Stress is the disconnect between the way things are and the way you think things should be. When people have an idea of who they think you are as a person, they develop an expectation that you will be that. There are cultural ideas about what a person in a specific occupation should be like. Much of this centers around not only how you should present yourself, but in the way you ought to do your job. Writers are like this, publishers do that, game designers are required to follow the establish steps of such-and-such.
So, I’m publishing tabletop roleplaying games with no art. I’m not doing crowdfunding campaigns. There are games in the pipeline that aren’t fantasy or other acceptable genres. I’m working on things inspired by creators like Jonathan Ames, Paul Auster, and Wes Anderson. People tell me I’m doing it wrong. Sometimes I wonder if they’re right. Most of the time, I realize that folks are just confused about what I’m doing. They don’t get it because I’m not doing what every other game designer is doing, the way that they do it.
Identity, Social Media, and Stress
Getting people to accept a new paradigm is difficult. It’s easier to leverage the resonance of their perceptions, with a few variations from the norm. You can be quirky and eccentric in order to stand out from the pack, within reason. You still need to be, for all practical purposes, virtually interchangeable with the other members of that pack. It’s like a high concept pitch. You have to present people with something familiar and relatable — but with an interesting twist.

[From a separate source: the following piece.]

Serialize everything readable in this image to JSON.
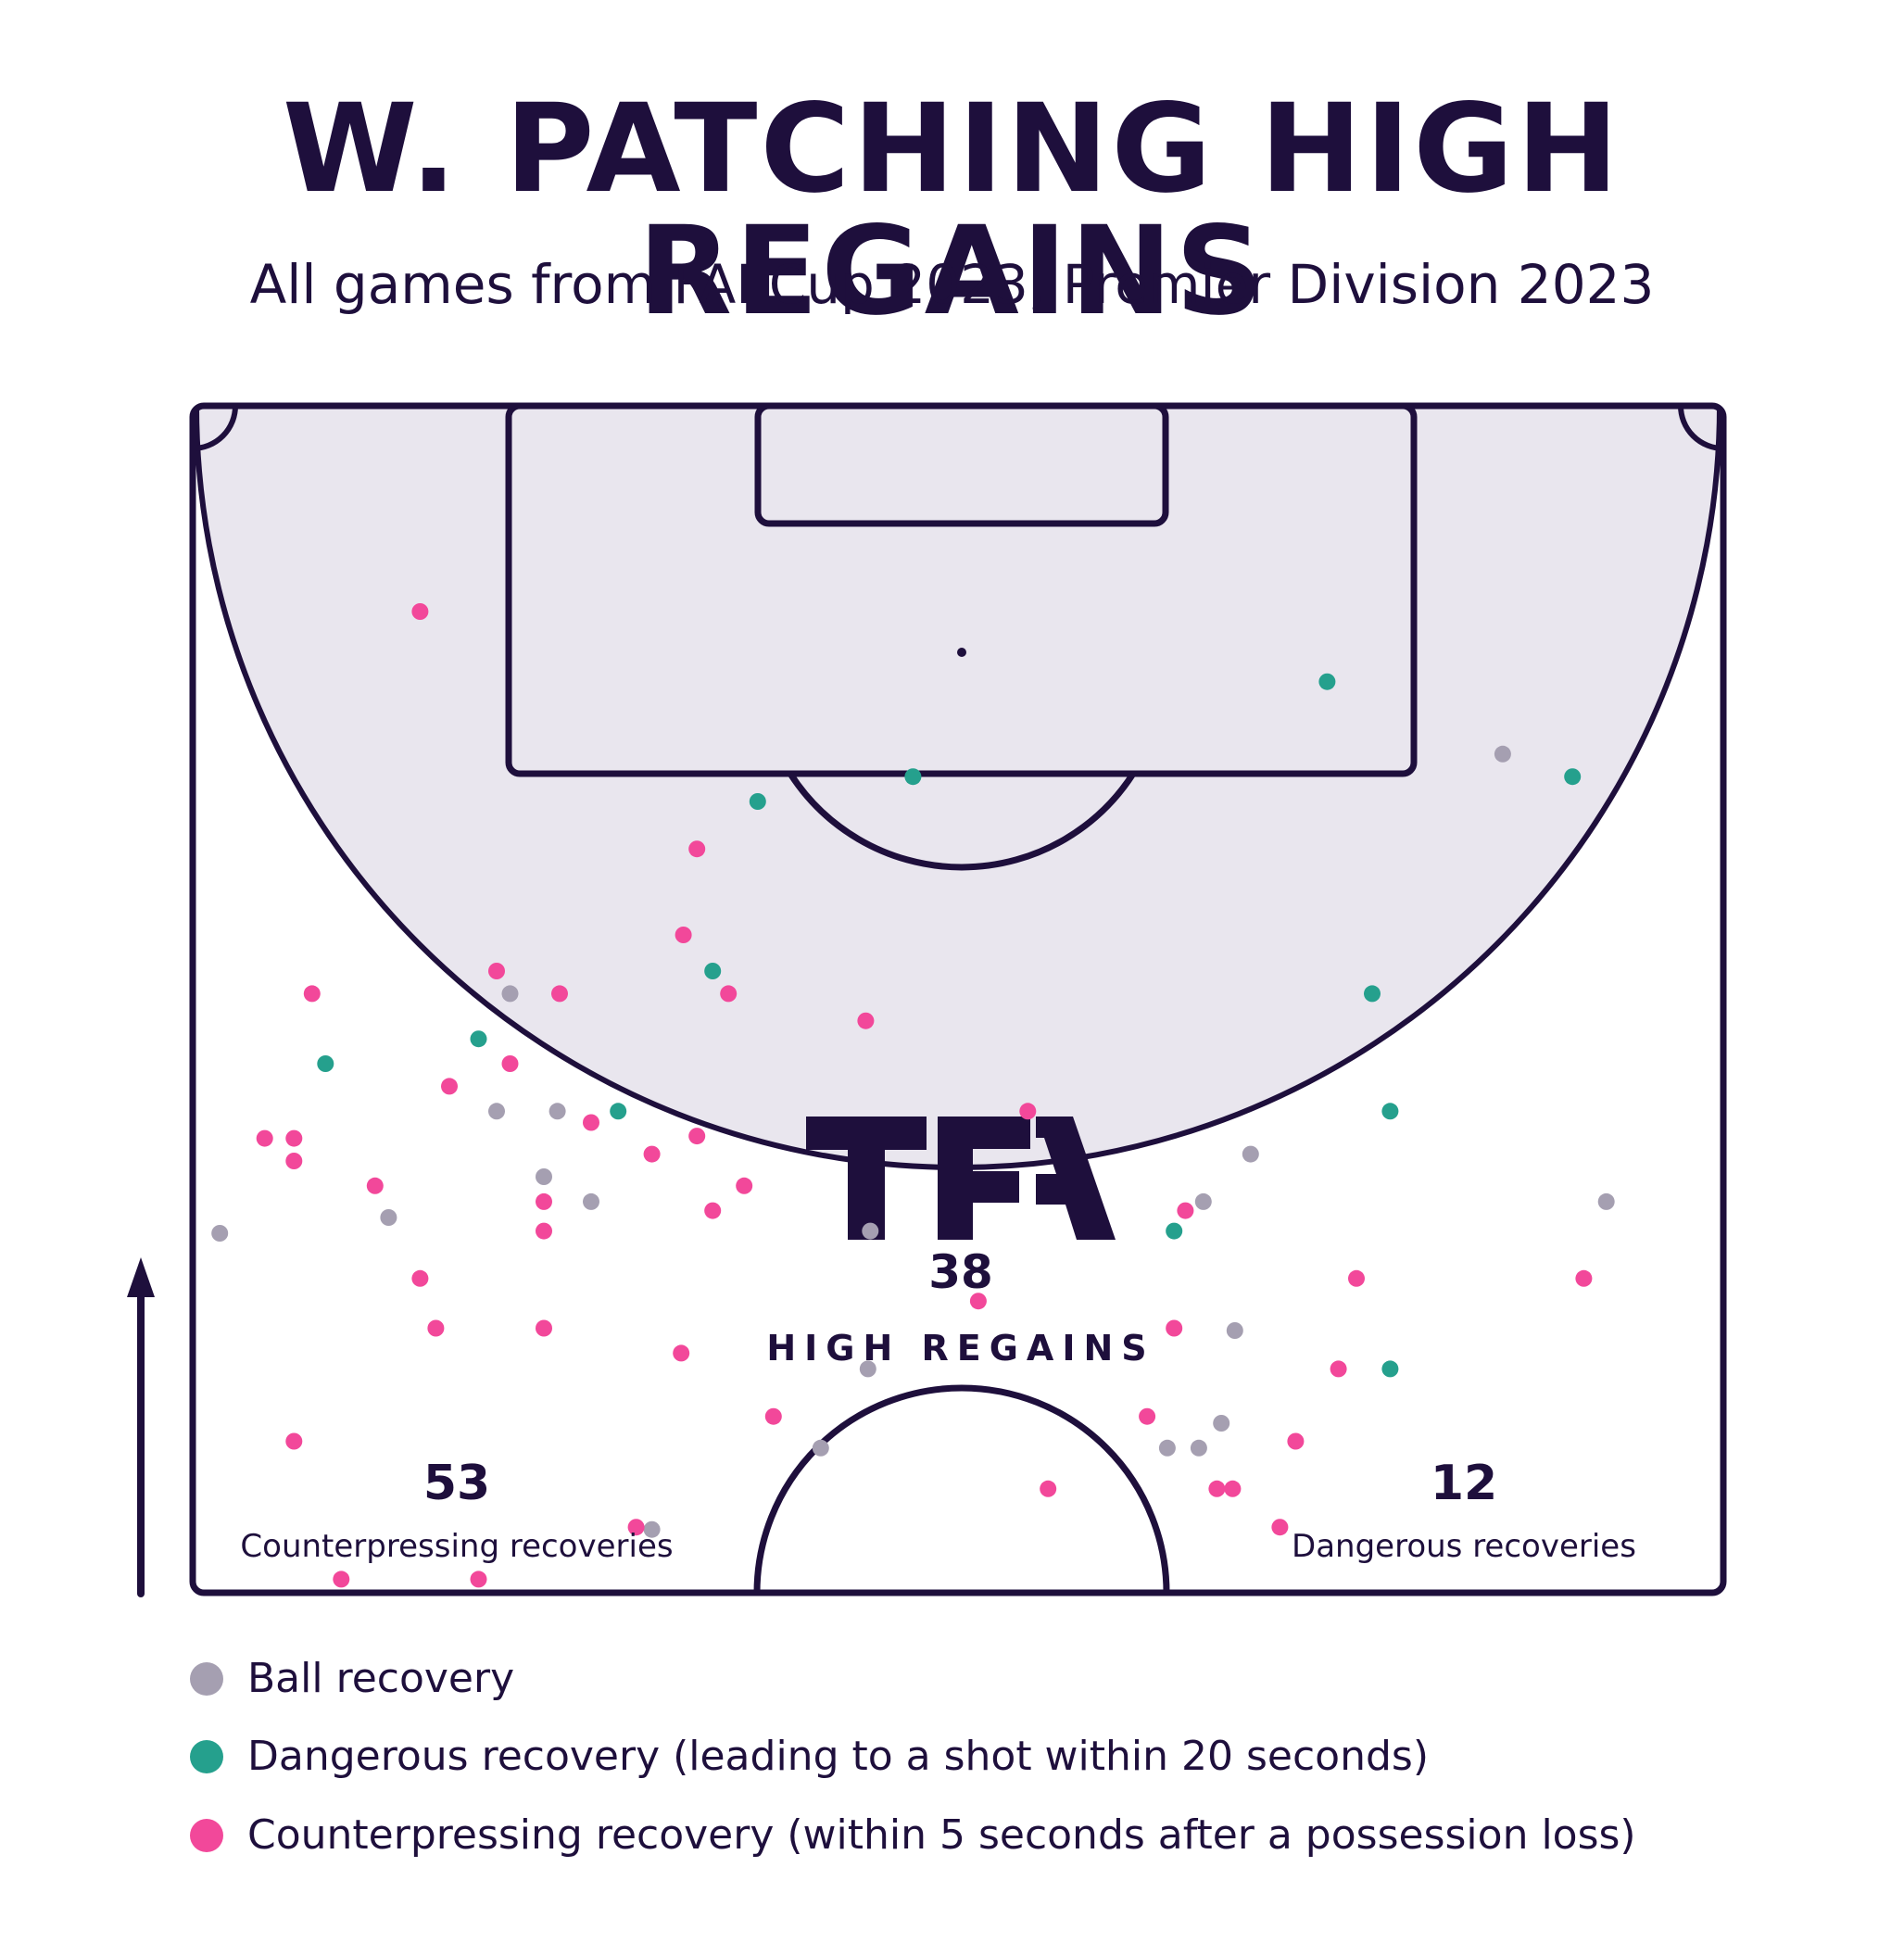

This reduces your identity to being largely performative. You put on a mask, pretend to be what they expect you to be, and play along. The problem is that this reinforces their definition of you, while undermining your own sense of identity. It also strips away your agency, because you’re doing what’s expected rather than what you want. Think about actors who get typecast, because the audience loves them in a certain role. They don’t want to accept them playing someone else.
As you cede your identity and agency, you also begin to lose your efficacy. You aren’t doing your job as well as you could. There are a few reasons for this. The amount of time you’re spending performing the accepted identity is one. Another is that you aren’t doing things in the most efficient way, or at least not in the way that works best for you. The work is conforming to the expectation of how the work is done, which undermines your ability to do it well.
I Gotta Be Me
This is why I’m not longer on social media as a private person. I have business accounts. It’s easier for me to perform a company standard than a personal identity. It’s also why I’m no longer credited as the author on new Dancing Lights Press products. The company name is there. I have removed my personal identity from the work. I have a need for the work to speak for itself, and for me to quietly live my life behind the scenes and out of the spotlight.
Yes, I’m aware that on some level what I wrote about recently plays into that as well. For a long time, my public persona was an important part of my identity. When my real life became a higher priority for me than my performative identity, people left. They were interested in the character, not the person. I no longer have the time/energy/strength/emotional stamina to perform a palatable personality on the internet. Is it the best way for me to deal with my issues? Maybe not, but it’s what I’ve come up with and for the moment it works for me.